Once a signal reaches a cell, proteins carry information inside. Like runners in a relay race, proteins pass information to one another. The specifics of the proteins involved and how they work differ, depending on the signal and the cell type. But the basic idea is universal.
The information is ultimately passed to a gene regulatory protein that attaches to a specific sequence of letters on the DNA.

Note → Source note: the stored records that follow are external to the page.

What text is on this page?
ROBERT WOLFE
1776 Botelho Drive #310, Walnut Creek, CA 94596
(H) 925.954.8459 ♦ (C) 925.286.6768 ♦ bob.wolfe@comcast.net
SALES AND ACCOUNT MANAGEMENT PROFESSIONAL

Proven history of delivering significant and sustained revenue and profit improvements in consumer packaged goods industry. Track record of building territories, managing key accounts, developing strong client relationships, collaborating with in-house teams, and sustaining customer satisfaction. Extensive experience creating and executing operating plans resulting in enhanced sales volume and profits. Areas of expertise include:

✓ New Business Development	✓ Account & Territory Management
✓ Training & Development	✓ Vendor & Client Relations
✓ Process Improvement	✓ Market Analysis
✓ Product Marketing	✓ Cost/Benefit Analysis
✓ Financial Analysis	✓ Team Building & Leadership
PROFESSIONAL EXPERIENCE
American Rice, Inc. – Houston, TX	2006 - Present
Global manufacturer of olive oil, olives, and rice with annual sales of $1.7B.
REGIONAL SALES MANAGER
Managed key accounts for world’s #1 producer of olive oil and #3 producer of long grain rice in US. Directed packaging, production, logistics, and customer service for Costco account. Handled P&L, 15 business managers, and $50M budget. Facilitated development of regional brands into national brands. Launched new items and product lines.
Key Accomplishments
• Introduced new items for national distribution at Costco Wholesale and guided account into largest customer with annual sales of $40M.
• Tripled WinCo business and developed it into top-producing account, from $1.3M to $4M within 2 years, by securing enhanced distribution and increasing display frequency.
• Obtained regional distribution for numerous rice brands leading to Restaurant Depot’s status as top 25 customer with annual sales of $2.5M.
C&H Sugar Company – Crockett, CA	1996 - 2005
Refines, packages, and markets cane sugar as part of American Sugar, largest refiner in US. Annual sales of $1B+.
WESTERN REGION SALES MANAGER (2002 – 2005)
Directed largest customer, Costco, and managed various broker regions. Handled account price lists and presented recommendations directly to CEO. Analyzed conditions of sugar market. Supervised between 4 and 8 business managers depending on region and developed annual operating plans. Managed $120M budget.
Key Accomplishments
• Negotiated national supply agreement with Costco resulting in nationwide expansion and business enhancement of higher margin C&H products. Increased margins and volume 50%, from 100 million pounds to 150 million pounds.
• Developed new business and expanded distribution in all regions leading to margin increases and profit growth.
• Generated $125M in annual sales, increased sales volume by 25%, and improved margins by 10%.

To learn more about how signals pass from protein to protein, visit The Inside Story of Cell Communication
1. SWITCH SPECIFIC GENES ON OR OFF
A gene regulatory protein attaches to a specific sequence of DNA on one or more genes. Once there, it acts like a switch, activating genes or shutting them down.
2. RECRUIT ENZYMES THAT ADD AND REMOVE EPIGENETIC TAGS
Gene regulatory proteins also recruit enzymes that add or remove epigenetic tags. Enzymes add epigenetic tags to the DNA, the histones, or both.
Epigenetic tags give the cell a way to "remember" long-term what its genes should be doing.
As cells grow and divide, cellular machinery faithfully copies epigenetic tags along with the DNA. This is especially important during embryonic development, as past experiences inform future choices. A cell must first "know" that it is an eye cell before it can decide whether to become part of the lens or the cornea. The epigenome allows cells to remember their past experiences long after the signals fade away.
Using the original DNA strands as a template, methyl copying enzymes attach methyl tags to newly replicated DNA copies. One original DNA strand and one copy will be passed to each daughter cell.